News from 100 years ago
The following news items were drawn from the archives of the Mail Tribune 100 years ago

Aug. 5, 1922 continued


There was an extra good public market this morning with liberal patronage. Everything seasonable on sale and the first tomatoes and pickles of the season made their appearance. There was an almost over-supply of blackberries, sixty boxes of fine peaches were sold and there was a large supply of sweet corn and dressed hens and fryers.


Vernon Vawter left this morning for Eugene to attend the executive committee meeting of the board of regents of the University of Oregon to discuss replacement or rearrangement of room to accommodate the departments displaced by the fire which destroyed part of the quarters of the University school of journalism, the dispensary, and part of the art school last Saturday.
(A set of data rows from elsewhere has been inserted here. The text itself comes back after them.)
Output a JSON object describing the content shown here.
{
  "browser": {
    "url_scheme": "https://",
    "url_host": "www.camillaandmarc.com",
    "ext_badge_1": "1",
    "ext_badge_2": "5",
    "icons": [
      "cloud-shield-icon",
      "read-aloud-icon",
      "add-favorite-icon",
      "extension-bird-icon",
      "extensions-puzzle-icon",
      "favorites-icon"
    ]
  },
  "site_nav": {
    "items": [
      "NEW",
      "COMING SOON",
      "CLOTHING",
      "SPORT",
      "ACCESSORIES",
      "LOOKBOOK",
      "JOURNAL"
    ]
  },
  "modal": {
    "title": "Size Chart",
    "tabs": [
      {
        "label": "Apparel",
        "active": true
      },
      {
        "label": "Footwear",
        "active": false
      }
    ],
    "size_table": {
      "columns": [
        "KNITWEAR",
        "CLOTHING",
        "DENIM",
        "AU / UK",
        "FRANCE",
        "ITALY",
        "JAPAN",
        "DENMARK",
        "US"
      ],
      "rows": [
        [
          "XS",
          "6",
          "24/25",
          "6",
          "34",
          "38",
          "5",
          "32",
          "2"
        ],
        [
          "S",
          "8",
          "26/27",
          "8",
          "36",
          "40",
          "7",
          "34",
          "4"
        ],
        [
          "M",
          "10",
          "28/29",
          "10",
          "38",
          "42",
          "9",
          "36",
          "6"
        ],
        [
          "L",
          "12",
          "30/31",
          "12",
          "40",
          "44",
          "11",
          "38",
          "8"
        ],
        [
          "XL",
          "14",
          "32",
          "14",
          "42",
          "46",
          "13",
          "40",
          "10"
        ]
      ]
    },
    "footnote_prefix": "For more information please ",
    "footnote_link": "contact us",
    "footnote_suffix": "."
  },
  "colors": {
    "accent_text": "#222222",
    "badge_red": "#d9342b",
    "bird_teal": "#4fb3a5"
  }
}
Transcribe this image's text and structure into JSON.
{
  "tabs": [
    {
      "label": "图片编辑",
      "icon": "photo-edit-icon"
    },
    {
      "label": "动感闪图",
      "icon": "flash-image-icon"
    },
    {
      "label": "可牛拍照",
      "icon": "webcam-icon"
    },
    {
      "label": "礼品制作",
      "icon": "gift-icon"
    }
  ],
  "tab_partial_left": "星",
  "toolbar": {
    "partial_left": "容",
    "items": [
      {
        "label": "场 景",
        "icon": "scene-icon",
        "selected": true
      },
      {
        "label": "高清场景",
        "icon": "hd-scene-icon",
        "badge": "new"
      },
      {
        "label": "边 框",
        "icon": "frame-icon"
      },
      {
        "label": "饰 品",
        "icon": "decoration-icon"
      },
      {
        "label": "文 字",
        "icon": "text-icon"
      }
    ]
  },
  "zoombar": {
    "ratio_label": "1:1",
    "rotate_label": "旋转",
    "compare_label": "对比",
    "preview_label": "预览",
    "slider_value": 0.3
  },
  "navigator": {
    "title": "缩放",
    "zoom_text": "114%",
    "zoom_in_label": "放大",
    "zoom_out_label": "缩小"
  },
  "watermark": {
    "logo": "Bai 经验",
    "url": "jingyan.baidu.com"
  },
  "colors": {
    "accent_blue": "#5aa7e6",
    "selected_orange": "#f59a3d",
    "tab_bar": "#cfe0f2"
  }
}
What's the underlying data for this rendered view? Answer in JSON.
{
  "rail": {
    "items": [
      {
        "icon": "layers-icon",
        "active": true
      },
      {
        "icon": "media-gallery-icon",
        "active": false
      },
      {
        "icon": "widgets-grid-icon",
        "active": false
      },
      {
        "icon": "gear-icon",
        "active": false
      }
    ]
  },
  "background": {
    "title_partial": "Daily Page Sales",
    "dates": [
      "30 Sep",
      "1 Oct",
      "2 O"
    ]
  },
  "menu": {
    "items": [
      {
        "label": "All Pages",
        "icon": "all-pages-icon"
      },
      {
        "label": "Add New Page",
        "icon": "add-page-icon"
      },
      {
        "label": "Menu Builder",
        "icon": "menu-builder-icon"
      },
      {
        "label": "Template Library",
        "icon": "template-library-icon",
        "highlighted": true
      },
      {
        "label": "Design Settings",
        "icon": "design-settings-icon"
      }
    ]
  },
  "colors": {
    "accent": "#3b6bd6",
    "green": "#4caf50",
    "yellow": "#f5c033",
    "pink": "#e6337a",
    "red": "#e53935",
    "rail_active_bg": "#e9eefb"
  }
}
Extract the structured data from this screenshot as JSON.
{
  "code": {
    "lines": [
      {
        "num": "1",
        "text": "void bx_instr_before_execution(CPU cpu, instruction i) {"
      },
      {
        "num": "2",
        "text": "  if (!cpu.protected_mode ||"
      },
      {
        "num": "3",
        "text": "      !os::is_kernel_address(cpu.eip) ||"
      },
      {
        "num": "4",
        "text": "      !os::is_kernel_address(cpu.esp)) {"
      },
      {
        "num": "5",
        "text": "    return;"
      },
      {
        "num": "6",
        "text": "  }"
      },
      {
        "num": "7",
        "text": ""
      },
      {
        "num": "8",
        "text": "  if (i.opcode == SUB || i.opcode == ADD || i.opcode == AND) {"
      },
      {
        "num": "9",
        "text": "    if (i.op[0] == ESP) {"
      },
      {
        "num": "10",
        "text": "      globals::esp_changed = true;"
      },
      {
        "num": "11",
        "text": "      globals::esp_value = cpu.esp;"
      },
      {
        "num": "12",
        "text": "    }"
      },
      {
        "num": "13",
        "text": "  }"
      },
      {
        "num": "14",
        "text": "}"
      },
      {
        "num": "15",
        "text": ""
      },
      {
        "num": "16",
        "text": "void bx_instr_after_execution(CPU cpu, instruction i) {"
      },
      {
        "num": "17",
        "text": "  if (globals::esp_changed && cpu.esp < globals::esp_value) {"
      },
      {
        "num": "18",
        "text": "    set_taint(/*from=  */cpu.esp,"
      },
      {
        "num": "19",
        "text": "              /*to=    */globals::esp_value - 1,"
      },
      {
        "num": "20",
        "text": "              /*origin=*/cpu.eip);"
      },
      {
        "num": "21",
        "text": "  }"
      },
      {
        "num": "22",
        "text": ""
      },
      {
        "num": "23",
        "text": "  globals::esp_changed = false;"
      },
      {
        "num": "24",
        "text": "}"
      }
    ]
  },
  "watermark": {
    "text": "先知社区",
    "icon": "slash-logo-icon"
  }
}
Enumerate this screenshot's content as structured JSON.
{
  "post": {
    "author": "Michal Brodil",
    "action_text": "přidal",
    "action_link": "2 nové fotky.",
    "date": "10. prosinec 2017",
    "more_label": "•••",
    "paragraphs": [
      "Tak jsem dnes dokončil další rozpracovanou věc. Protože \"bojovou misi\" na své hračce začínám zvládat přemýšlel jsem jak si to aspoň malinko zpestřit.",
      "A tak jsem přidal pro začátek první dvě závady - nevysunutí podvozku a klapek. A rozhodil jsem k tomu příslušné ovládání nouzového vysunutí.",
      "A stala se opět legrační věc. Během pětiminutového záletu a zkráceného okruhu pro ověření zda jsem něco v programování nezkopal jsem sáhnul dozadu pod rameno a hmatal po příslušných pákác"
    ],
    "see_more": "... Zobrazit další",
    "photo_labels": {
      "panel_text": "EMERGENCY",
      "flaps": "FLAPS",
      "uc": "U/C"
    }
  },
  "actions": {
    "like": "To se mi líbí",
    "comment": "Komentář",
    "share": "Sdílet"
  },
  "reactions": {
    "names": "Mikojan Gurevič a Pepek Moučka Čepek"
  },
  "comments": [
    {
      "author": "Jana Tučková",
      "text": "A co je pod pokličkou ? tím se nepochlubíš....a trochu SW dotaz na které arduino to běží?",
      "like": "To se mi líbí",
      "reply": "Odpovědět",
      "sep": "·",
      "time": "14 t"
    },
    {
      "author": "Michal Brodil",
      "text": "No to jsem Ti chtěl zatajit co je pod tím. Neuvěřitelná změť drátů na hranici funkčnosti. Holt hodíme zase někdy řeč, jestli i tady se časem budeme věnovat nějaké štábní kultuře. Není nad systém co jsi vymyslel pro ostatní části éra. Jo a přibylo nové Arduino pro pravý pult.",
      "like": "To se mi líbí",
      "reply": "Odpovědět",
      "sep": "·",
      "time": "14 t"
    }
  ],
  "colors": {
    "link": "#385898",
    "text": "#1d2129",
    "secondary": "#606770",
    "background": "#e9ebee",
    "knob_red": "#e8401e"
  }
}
The Talent Community Club will give a dance next Wednesday night at Jackson Hot Springs. The dance is being given primarily to raise money with which to buy a new piano to be used by the club at all public gatherings in the club rooms at Talent. A series of entertainments of various kinds are being given by the organization of which this is one. The Launspach orchestra, of Medford, will furnish music for the occasion.


Norma Talmadge Coming

Norma Talmadge is the most appealing story she has ever had, “Smilin’ Through,” will be at the Page theater for four days, commencing next Tuesday’s matinée. The picture is made from the play by Allen Langdon Martin, in which Jane Cowl made her most notable success.


Harry Carey at Rialto

Nine hundred head of longhorn cattle pounded up a dust cloud on the Agoure ranch, around and beyond Calabassas, and bellowed for a charge.

“Now go!” shouted Agoure to the man who bestrode the pawing horse at his said; “and God help you,” he added.

The rider spurred out in front of the herd. The bull in the lead reared. Then he lowered barbed horns and charged.

Harry Carey pressed taut reins against his horse’s neck and checked him abruptly. The cow pony balanced himself on one hind leg and wheeled out of the way.

Twenty cameras concealed in trees clicked unromantically.

It was one of those movie scenes that stars are supposed to fake.

The big stampede is one of the thrillers in “Man to Man,” starring Harry Carey, at the Rialto theatre starting tomorrow matinée.